Une tempête de toute beauté

Peu montée en France, atypique, énigmatique, inclassable, – elle n’entre dans aucune des trois catégories des pièces shakespeariennes, à savoir les comédies, les tragédies et les pièces historiques – “La Tempête” (1611) est sans doute la dernière pièce écrite par William Shakespeare (1564-1616) avant de se retirer définitivement dans sa ville natale de Stratford-upon-Avon. Elle est ainsi souvent considérée comme son œuvre testamentaire.
Pour le metteur en scène canadien Robert Carsen, il s’agit là, en revanche, d’une première. S’il a commencé sa carrière en tant qu’acteur et metteur en scène de théâtre, Robert Carsen doit principalement sa renommée à ses mises en scène d’opéras et de comédies musicales – ainsi est-il concomitamment à l’affiche du Grand Palais avec la mise en scène de “Singin’ in the rain”–. Avec “La Tempête”, il signe non seulement sa première collaboration avec la Comédie-Française, mais aussi sa toute première mise en scène de théâtre en France. Et, pour un coup d’essai, c’est un coup de maître !

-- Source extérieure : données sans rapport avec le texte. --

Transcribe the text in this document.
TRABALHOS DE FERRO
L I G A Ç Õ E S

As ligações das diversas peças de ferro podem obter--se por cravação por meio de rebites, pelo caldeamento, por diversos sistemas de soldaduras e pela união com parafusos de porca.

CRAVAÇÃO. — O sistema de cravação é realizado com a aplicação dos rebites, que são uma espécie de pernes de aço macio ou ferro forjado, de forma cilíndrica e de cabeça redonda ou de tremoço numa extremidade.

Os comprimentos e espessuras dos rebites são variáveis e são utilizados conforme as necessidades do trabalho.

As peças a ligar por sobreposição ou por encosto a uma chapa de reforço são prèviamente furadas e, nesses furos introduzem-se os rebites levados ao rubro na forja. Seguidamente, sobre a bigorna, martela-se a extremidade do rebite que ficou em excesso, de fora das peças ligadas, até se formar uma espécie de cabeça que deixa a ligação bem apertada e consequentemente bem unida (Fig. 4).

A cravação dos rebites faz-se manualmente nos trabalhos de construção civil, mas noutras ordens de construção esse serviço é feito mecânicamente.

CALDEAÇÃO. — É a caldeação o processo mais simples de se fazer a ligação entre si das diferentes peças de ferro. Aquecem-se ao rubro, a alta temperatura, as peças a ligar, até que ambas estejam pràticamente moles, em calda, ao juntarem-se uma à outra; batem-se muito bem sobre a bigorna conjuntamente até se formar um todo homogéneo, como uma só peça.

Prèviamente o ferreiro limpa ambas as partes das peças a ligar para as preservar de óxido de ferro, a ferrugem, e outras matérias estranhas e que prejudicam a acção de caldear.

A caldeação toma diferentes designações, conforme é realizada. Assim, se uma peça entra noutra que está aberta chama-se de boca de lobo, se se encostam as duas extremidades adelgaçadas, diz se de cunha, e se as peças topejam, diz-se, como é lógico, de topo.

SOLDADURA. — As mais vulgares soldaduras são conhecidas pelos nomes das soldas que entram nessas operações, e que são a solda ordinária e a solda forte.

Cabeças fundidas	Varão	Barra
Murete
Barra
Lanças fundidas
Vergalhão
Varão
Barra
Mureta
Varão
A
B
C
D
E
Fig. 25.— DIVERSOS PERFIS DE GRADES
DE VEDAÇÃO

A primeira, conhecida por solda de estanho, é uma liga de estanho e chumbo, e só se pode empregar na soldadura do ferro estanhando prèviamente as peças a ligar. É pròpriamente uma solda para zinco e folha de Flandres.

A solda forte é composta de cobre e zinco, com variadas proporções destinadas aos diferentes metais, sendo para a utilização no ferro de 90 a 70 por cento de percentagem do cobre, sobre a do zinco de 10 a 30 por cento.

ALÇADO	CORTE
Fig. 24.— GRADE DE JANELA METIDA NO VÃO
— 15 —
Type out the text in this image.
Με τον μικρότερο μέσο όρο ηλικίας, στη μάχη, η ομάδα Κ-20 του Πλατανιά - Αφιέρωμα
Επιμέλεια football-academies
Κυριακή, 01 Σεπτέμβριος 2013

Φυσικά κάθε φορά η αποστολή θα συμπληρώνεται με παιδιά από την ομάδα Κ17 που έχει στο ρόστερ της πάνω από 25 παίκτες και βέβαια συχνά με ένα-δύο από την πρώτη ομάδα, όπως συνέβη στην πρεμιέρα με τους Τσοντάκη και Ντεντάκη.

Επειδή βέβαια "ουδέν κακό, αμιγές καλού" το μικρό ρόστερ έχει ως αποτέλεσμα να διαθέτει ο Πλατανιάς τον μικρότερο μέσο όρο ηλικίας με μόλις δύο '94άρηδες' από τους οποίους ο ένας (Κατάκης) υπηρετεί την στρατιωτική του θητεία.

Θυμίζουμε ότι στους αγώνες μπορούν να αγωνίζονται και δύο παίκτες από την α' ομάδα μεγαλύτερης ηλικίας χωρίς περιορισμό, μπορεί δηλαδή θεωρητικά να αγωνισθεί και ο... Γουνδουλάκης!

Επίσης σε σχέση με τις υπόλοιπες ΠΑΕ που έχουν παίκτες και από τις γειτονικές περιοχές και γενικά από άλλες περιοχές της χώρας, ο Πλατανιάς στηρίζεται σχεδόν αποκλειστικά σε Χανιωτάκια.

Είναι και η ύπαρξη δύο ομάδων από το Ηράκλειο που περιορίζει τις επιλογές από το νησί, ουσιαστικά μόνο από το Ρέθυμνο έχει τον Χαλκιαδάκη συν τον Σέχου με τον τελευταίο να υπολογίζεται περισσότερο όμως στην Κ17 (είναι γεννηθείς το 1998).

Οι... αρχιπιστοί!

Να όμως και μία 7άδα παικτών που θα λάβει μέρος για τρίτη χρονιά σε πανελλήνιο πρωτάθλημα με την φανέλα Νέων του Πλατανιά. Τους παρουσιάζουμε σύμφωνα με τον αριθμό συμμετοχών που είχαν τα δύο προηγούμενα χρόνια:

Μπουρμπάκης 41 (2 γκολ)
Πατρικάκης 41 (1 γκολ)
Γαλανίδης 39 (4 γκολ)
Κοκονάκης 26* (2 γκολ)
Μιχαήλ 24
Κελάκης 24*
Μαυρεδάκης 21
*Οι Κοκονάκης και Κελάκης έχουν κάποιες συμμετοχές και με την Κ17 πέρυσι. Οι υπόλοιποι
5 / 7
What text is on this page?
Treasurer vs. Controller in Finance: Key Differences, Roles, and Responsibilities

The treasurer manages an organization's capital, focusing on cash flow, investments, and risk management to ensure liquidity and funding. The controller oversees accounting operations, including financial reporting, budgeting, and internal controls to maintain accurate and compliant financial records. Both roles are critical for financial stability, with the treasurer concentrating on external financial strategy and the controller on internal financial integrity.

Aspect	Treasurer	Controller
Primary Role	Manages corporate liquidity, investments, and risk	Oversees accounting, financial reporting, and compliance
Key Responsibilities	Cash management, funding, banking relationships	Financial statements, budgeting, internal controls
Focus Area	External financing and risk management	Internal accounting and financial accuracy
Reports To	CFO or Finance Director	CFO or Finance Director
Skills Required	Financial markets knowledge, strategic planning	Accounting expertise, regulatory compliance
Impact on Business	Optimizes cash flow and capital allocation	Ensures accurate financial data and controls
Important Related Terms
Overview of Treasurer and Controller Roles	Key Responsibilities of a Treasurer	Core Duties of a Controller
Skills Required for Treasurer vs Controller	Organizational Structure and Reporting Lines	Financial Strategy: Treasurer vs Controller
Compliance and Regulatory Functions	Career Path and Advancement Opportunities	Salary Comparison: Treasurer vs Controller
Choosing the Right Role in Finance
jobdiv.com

De quoi s’agit-il au juste ? Rappelons brièvement l’argument de la pièce. Douze années auparavant, Prospero, duc de Milan, a été destitué de son duché par son frère Antonio, avec l’aide d’Alonso, roi de Naples, et jeté dans une barque avec sa fille Miranda encore enfant. Échoués sur une île quasi déserte, le père et la fille y ont vécu jusqu’à ce jour loin du monde. Lorsqu’Antonio, en voyage avec la cour de Naples, passe aux abords de l’île, Prospero y voit l’opportunité de réaliser sa vengeance. Avec l’aide d’Ariel, l’esprit des airs, il déclenche une tempête et fait chavirer le navire. En effet, Prospero est un peu sorcier sur les bords. Grâce à la magie que lui confèrent ses livres, il maîtrise les éléments naturels et les esprits. Les naufragés se retrouvent alors disséminés sur différentes parties de l’île. D’un côté, Ferdinand, le jeune prince de Naples, qui va aussitôt s’éprendre de la belle Miranda – et réciproquement –, de l’autre, son père Alonso, Sebastian, le frère de celui-ci, ainsi qu’Antonio, le frère de Prospero, et Gonzalo, le vieux conseiller. Pour finir, le majordome Stephano, le bouffon Trinculo et Caliban, un sauvage asservi par Prospero, trois grotesques ivrognes, se retrouvent dans un autre coin de l’île. Usant de sa magie et de l’illusion, Prospero va déjouer tous les projets machiavéliques des uns et des autres et tenir ses ennemis en son pouvoir. L’heureux dénouement n’en est que plus surprenant…

Il y est question de politique, de pouvoir, de complots, de bons et de mauvais esprits…et aussi d’amour, de pardon et de liberté. Si les deux jeunes gens, Ferdinand et Miranda, incarnent l’innocence de la jeunesse, Prospero reste un personnage complexe et indéchiffrable. Et si cette “tempête” qui donne son titre à la pièce n’était avant tout qu’une métaphore de ce que ressent le personnage principal, la tempête intérieure qui l’agite ?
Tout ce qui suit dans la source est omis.